For the green beans:
1 lb. green beans
1 Tbs. olive oil
1/2 tsp. ground coriander
1/2 tsp. ground cumin
1/4 tsp. salt
1/2 tsp. whole Szechuan peppercorns, ground**

For the shrimp:
1  lb. medium-large raw shrimp, thawed and peeled
2 Tbs. olive oil
zest from one lemon (save the lemon and cut into wedges)
1/4 tsp. salt
1/4 tsp. fresh ground black pepper

Preheat oven to 425°F.

If shrimp are frozen, place in a colander and rinse with cool water until thawed. Peel and devein.

Grind whole Szechuan peppercorns (I use my regular black pepper grinder). Place with green beans in a Ziploc bag with remaining “green bean” ingredients.

Combine shrimp and remaining “shrimp” ingredients in a separate Ziploc bag. Reserve lemon wedges for later.

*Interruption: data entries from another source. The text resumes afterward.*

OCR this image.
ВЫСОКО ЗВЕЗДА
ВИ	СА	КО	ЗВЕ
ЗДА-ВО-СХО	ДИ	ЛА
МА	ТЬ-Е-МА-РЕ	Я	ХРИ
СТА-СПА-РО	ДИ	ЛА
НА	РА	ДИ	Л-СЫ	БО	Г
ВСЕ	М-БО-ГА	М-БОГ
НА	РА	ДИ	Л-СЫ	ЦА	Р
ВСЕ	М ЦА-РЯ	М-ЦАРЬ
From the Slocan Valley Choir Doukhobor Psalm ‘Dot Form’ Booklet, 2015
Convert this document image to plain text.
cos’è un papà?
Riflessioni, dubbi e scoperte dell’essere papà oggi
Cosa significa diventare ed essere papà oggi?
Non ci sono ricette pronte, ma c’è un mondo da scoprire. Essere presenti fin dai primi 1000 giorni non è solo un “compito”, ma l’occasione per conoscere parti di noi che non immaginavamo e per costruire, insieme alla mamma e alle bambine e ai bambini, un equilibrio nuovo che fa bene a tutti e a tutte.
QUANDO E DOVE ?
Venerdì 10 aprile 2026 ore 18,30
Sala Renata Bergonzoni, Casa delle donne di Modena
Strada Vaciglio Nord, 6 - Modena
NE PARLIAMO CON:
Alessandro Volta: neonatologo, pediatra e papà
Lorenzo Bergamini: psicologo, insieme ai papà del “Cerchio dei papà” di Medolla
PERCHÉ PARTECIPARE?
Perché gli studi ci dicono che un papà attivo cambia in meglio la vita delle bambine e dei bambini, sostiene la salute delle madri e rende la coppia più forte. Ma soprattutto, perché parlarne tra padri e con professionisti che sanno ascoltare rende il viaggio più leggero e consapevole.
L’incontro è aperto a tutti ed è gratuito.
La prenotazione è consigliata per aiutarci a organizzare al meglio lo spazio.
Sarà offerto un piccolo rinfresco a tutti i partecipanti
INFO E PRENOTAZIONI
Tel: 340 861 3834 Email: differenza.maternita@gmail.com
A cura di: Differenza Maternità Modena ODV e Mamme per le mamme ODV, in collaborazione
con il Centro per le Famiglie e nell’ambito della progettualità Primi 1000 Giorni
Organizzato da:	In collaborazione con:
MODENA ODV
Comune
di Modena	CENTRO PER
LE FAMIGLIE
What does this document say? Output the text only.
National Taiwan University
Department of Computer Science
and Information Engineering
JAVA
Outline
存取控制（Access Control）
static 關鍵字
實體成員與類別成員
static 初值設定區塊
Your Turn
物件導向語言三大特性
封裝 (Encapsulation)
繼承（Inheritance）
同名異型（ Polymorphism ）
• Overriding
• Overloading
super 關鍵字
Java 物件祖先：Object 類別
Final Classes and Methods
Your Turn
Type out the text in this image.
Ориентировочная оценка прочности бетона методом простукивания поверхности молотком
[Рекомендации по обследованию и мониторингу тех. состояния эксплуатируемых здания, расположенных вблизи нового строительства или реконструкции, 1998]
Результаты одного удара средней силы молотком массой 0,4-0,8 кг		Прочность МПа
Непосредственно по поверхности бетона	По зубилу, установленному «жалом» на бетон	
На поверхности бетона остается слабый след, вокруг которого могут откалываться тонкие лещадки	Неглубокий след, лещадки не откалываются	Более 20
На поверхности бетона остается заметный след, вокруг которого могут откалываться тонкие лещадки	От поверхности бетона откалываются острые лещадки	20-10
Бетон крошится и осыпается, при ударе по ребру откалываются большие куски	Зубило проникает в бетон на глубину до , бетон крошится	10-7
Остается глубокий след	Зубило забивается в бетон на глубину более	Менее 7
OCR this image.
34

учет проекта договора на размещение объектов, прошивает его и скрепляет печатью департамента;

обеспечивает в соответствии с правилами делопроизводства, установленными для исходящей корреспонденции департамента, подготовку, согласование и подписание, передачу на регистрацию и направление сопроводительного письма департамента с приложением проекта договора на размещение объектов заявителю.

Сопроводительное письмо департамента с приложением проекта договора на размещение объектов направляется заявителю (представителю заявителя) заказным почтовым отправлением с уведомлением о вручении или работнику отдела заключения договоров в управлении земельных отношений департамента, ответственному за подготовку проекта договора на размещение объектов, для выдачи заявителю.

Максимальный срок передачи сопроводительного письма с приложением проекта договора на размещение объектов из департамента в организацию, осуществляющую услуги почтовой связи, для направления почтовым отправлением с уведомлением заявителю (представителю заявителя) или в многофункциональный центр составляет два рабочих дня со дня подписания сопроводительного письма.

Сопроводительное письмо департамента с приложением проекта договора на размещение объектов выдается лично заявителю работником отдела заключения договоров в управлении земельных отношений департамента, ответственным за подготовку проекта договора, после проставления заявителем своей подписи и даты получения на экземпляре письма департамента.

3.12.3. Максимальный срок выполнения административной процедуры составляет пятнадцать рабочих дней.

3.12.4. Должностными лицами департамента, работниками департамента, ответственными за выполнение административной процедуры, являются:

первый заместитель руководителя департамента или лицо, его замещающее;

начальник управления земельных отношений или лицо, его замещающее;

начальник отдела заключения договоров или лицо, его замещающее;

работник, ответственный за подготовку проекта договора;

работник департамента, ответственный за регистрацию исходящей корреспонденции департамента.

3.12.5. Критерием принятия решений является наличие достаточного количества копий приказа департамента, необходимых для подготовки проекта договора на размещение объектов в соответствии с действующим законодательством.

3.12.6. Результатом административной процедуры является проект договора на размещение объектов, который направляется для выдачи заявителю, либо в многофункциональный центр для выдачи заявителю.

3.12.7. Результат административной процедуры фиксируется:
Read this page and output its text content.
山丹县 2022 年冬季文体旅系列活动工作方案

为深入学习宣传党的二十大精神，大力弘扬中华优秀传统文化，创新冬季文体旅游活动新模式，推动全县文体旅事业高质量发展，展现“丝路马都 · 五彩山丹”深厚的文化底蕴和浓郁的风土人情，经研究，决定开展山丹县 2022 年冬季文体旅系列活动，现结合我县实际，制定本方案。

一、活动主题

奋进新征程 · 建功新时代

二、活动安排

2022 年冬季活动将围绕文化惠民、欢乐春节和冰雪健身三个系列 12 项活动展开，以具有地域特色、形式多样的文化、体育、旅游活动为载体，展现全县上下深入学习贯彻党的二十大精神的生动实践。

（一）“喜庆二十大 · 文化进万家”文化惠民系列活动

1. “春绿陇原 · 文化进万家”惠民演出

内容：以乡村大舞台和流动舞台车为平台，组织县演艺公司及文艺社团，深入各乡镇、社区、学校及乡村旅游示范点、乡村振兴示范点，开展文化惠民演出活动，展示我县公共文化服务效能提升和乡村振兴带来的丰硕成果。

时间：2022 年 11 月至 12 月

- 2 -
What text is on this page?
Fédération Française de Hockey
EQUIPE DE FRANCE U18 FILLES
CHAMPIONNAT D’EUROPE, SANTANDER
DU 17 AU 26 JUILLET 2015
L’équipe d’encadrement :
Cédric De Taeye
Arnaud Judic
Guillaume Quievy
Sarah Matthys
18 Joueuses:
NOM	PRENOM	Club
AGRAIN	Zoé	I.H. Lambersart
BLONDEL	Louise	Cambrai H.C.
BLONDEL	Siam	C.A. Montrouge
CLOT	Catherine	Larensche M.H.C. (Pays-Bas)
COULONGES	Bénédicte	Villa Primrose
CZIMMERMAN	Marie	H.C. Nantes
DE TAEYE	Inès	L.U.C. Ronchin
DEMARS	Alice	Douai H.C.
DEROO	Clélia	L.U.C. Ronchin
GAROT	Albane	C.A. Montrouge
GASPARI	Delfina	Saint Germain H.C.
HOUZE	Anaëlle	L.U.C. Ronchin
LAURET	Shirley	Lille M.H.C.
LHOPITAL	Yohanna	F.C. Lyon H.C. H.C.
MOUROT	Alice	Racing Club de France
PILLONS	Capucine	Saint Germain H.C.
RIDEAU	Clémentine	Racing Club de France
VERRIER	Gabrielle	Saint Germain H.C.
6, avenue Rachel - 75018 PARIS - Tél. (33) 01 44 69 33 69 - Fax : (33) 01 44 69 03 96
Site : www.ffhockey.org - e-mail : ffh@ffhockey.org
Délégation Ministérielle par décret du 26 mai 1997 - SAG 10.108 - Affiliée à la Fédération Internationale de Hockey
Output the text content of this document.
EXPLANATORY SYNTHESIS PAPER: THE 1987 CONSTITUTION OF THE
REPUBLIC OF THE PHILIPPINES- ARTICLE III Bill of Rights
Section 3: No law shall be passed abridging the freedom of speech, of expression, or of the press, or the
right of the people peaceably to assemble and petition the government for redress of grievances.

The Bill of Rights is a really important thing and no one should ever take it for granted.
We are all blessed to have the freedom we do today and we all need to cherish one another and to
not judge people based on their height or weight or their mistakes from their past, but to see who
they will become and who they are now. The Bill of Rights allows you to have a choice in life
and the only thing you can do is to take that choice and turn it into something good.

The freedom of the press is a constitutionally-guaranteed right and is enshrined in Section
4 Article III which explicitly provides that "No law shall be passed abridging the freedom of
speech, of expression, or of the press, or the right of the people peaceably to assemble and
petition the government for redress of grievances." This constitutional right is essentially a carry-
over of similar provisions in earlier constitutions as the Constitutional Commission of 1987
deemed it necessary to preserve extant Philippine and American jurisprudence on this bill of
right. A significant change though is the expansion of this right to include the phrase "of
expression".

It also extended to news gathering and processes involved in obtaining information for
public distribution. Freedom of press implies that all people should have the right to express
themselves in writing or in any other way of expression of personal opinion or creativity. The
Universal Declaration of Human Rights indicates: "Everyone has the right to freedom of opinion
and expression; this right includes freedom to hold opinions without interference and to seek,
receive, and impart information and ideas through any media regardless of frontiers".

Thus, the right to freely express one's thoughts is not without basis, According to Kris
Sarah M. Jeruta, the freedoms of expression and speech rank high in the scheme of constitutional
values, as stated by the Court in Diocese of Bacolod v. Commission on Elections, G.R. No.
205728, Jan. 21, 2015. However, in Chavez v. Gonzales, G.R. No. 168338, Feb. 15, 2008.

Line a roasting pan with foil. Spray with non-stick cooking spray. Arrange beans on pan in a single layer as much as possible. Roast  beans at 425°F for 5 minutes. After 5 minutes, arrange shrimp on top of beans and roast 8-10 minutes more, until shrimp are done but still tender and juicy.

Serve the shrimp and beans immediately with lemon wedges.

**NOTE: If you don’t have Szechuan peppercorns, you can substitute crushed red pepper flakes, or other hot peppers. I get my peppercorns from Penzeys.